We’re reaching a dangerous point of partisan polarization in our nation. Millions of Americans are now firmly convinced that the entire Russia investigation is a scam cooked up by “deep state” bureaucrats who are seeking to topple a duly elected president. This is the so-called soft coup so often discussed on talk radio and social media.
Conversely, there are millions of Americans who are convinced that a sitting president stole an election by conspiring with a hostile foreign power and then obstructed justice to prevent the truth from emerging. This is the core of the collusion narrative that inspires hundred-tweet threads on progressive Twitter.
Moreover, partisans are convinced of these opinions although we have only enough evidence to raise suspicions but far from enough to draw meaningful conclusions. More precisely, I’d argue that it’s the very absence of evidence that’s helping fuel the deepest, darkest theories. When gaps exist — when text messages go missing — then imaginations run wild.
Over the last several days, online debate has centered around a memorandum drafted by Devin Nunes and House Intelligence Committee staff that allegedly details surveillance abuses in the American intelligence community. When the hashtag #ReleaseTheMemo trended on Twitter, Democrats suspected possible help from Russian bots, but preliminary reports on Twitter’s internal analysis, according to the Daily Beast, suggest that the “groundswell . . . appears thus far to be organically American — not Russian propaganda.” More than 200 members of Congress, nearly all of them Republican, have seen the four-page memo, but Republicans are reportedly refusing to share it with the Department of Justice.
Enough. This debate is getting absurd. Release the memo, but don’t stop there. Release the memo, the underlying evidence that allegedly supports its conclusions, the FISA-court applications that launched the Russia investigation, any additional relevant FISA-court applications, any relevant FISA-court opinions and orders, and any other class or category of classified information that allegedly substantiated DOJ concerns about Trump-campaign collusion with Russia.
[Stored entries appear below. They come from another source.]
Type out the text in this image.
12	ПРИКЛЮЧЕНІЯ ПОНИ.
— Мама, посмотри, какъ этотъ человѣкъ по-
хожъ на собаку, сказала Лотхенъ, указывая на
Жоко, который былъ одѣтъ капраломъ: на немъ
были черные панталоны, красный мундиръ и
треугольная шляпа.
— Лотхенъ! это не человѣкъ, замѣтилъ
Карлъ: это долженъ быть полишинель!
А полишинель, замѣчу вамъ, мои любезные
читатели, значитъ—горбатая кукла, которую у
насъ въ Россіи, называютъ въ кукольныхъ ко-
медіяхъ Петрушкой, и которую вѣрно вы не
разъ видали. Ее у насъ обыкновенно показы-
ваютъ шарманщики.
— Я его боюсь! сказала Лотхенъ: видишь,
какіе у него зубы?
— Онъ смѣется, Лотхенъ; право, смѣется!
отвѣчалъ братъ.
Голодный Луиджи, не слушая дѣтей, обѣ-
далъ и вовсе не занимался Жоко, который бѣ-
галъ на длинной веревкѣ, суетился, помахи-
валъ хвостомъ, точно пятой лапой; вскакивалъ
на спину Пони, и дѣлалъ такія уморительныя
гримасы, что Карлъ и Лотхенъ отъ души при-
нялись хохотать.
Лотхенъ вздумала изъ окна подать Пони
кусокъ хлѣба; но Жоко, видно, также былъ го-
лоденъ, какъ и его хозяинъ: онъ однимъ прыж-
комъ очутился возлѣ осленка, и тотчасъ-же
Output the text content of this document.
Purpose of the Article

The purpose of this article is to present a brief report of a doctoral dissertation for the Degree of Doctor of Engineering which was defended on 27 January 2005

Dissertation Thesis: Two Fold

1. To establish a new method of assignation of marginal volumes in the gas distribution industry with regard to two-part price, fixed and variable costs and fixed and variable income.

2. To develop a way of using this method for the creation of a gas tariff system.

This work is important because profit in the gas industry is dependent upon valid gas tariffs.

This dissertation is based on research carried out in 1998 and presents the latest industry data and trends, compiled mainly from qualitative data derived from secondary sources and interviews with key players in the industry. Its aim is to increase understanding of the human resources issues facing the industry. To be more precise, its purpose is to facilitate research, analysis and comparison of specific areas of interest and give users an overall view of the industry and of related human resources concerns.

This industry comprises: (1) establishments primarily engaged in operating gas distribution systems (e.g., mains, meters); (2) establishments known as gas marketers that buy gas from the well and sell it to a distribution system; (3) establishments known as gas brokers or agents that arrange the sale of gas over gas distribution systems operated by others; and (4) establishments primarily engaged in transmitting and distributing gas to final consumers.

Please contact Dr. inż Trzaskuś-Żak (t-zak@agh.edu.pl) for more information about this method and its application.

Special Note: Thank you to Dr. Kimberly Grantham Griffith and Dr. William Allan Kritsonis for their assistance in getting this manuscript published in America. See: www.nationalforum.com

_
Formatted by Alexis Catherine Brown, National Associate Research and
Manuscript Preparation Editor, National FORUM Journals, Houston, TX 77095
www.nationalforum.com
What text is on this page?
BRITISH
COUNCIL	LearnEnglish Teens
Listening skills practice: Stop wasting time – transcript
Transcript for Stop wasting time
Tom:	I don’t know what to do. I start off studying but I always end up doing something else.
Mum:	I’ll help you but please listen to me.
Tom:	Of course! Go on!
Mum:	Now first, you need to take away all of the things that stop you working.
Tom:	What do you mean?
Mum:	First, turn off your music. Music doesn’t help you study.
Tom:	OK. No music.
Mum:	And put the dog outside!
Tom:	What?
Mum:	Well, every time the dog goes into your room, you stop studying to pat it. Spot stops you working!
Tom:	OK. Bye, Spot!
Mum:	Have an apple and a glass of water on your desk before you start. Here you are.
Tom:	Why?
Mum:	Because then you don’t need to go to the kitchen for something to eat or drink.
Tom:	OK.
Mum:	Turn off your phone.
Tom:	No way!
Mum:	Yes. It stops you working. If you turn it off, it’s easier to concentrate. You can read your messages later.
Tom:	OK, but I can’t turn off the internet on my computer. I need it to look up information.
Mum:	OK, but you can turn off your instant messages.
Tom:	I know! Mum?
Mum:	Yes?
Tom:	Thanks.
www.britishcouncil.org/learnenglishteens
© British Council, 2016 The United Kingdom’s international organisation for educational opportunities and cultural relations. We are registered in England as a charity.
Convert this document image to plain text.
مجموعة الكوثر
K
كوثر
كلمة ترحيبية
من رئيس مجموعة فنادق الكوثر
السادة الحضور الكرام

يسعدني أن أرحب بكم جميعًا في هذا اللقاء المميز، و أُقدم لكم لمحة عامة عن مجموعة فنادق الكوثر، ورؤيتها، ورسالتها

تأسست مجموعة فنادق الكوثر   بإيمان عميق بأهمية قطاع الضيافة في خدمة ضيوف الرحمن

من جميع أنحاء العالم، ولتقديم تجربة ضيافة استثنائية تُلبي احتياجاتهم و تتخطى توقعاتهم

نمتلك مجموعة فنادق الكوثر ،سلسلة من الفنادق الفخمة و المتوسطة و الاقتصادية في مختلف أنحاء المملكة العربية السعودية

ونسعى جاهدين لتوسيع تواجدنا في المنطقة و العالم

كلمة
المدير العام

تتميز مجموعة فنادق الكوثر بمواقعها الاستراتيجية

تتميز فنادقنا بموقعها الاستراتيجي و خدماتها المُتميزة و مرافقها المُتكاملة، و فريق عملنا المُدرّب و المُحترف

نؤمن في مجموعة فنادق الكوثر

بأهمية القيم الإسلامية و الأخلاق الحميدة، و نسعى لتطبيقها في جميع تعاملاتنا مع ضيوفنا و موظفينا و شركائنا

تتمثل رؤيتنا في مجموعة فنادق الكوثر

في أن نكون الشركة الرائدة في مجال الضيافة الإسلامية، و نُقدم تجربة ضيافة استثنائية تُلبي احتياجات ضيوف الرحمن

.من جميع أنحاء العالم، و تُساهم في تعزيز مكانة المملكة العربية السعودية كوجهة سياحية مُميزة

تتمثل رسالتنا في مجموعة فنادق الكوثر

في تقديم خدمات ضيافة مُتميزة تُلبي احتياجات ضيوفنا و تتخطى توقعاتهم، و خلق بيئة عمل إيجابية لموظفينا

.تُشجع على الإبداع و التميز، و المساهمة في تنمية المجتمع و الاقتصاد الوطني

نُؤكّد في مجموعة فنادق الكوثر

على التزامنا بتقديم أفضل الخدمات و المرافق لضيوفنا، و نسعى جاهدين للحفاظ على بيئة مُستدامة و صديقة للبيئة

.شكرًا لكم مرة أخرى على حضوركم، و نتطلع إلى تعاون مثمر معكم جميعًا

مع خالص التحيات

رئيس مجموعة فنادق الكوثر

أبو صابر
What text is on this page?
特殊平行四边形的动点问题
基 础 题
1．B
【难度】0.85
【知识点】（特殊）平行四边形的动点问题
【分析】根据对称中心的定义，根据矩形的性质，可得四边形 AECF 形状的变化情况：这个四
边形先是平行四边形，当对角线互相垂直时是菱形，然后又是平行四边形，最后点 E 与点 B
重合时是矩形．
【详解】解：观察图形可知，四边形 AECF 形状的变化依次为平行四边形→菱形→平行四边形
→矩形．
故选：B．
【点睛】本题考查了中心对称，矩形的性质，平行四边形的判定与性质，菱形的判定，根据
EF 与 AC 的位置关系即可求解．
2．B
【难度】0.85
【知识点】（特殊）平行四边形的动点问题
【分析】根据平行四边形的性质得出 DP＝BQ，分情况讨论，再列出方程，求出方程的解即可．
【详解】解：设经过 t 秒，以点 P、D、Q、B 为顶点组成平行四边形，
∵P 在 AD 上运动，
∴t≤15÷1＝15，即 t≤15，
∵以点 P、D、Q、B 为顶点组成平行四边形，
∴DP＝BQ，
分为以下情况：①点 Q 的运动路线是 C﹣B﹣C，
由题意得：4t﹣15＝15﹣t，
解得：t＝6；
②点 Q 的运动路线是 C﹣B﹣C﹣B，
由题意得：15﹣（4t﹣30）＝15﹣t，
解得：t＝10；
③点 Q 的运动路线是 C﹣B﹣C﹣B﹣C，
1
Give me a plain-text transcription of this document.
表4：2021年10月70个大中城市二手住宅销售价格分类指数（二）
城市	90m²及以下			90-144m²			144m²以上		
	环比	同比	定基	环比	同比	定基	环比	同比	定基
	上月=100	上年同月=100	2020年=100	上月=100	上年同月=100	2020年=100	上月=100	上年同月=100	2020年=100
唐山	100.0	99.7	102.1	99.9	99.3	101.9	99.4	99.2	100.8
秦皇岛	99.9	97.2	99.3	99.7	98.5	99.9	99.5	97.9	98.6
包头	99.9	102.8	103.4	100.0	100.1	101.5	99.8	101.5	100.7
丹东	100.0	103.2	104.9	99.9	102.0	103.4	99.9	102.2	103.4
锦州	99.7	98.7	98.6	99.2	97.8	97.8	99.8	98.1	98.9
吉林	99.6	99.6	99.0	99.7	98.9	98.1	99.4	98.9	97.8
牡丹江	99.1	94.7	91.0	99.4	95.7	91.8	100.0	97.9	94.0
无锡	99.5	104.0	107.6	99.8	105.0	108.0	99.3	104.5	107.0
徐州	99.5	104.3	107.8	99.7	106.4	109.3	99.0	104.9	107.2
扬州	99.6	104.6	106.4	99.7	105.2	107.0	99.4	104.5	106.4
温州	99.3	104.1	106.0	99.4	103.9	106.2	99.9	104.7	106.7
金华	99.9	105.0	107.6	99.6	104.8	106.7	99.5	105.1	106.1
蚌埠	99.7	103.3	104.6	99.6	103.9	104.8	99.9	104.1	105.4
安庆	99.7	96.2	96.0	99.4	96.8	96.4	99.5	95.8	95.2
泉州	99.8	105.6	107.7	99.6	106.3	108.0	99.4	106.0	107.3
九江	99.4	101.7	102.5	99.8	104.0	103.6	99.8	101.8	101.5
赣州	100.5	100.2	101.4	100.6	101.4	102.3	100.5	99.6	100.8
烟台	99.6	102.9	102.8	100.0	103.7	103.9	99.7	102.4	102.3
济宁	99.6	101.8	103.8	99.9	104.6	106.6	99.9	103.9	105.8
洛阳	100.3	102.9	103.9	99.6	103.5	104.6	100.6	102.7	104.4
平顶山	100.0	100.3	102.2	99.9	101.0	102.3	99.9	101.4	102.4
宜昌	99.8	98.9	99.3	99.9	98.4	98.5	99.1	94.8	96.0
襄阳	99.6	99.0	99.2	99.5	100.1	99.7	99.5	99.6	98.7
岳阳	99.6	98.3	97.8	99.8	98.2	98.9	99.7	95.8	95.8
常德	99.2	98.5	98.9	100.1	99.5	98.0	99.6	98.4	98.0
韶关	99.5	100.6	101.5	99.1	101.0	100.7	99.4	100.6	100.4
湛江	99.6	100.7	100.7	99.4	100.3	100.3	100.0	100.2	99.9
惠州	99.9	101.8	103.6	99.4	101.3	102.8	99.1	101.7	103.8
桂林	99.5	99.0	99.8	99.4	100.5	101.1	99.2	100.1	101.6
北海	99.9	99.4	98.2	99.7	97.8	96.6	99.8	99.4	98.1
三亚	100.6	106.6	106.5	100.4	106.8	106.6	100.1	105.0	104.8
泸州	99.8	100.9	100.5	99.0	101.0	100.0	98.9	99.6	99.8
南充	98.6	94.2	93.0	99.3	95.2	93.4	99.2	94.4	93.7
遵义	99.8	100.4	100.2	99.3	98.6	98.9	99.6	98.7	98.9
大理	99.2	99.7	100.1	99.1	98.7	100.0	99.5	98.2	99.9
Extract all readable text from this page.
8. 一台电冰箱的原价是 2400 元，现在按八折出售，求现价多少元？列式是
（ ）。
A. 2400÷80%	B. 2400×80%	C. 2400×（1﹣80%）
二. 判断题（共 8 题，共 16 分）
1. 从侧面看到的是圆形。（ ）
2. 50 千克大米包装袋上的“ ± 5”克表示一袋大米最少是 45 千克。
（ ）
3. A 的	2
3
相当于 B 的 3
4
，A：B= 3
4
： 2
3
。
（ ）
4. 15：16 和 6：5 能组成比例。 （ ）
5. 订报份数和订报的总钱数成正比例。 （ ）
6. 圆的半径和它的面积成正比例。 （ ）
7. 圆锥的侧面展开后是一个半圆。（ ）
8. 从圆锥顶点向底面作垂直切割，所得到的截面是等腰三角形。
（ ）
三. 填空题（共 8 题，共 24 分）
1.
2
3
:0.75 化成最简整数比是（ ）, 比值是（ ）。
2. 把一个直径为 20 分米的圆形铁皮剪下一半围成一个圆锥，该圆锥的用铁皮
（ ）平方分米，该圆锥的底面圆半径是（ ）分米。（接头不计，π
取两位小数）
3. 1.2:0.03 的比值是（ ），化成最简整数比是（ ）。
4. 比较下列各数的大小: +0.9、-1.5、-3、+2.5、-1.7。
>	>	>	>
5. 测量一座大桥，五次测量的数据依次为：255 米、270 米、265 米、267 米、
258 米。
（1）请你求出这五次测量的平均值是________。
Releasing the memo alone isn’t enough. Reportedly, it mainly consists of so-called top-line conclusions. In layman’s terms, these are conclusions the authors reached based on evidence the authors don’t include in the memo itself. In other words, it’s reportedly a summary document. In my military life, I’ve seen memos like this, and they can have their uses, but they require not just a high degree of trust in the authors but also a level of accountability — an ability to check the authors’ work.
Absent trust in the authors or access to the underlying evidence, a conclusory memo can be worse than useless. If released, the fact that it was formerly “classified” gives it an air of authenticity and mystery that its contents might not deserve. There are copious amounts of mistaken or exaggerated classified information and conclusions circulating within the federal government, and a “classified” stamp is not a certification of accuracy.
Yes, I know there are valid national-security objections to disclosure on the scale I outlined, but consider three factors in response.
First, our government is plagued with an over-classification problem. There’s caution, there’s erring on the side of caution, and then there’s our government’s practice of sweeping up enormous categories of information, popping the classified label on it, and squirreling it away thoughtlessly and heedlessly. When I was in Iraq, I was consistently astounded at the sheer breadth of information on our classified network (called SIPRNet). Newspaper articles would be forwarded under classified cover memos. I’ve seen “classified” birthday greetings. Of course, I’m not arguing that the classifications at issue here are similarly frivolous. But I do know that — as a general matter — our national security won’t suffer because of broader disclosure, and we shouldn’t simply accept that all the still-hidden information relevant to the Russia investigation is classified for good reason.
Second, declassification isn’t an all-or-nothing proposition. The classification system itself recognizes degrees of sensitivity (secret, top secret, etc.), and the most sensitive information can still be withheld. Prudent redactions are possible. The emphasis, however, should be on “prudent.” Just as over-classification is a chronic government problem, so is over-redaction. Anyone who is familiar with responses to FOIA requests has seen pages of documents with sometimes only single sentences exposed, the rest covered in bands of black ink.
The nation is in the grip of a crisis of distrust and polarization that itself presents a national-security problem.
Third, the national-security interests are changing. The classification system fundamentally exists to protect the nation, not its civil servants or its politicians. And right now, the nation is in the grip of a crisis of distrust and polarization that itself presents a national-security problem. Aside from a nuclear exchange with Russia, there is no external enemy that can harm America as much as America can harm itself.
And make no mistake, America is harming itself. The political conflict over the legitimacy of the elected government — and over the integrity of federal law enforcement — is escalating dangerously. It’s time to seriously ask whether the cost, for example, of potentially compromised “sources and methods” is worth sowing division in a national debate that traffics more in ferocity than in facts.
It’s time to put up or shut up. The president has the power. He can consult with his own appointees, redact information that actually puts lives at risk, and release into the public domain information that can intelligently inform a host of public debates. Republican and Democratic politicians alike no longer have the standing to ask us to just trust their assessments and rely on their characterizations. Let’s see the memo. Let’s see the evidence. In the interests of national unity and public accountability, it’s time to be transparent.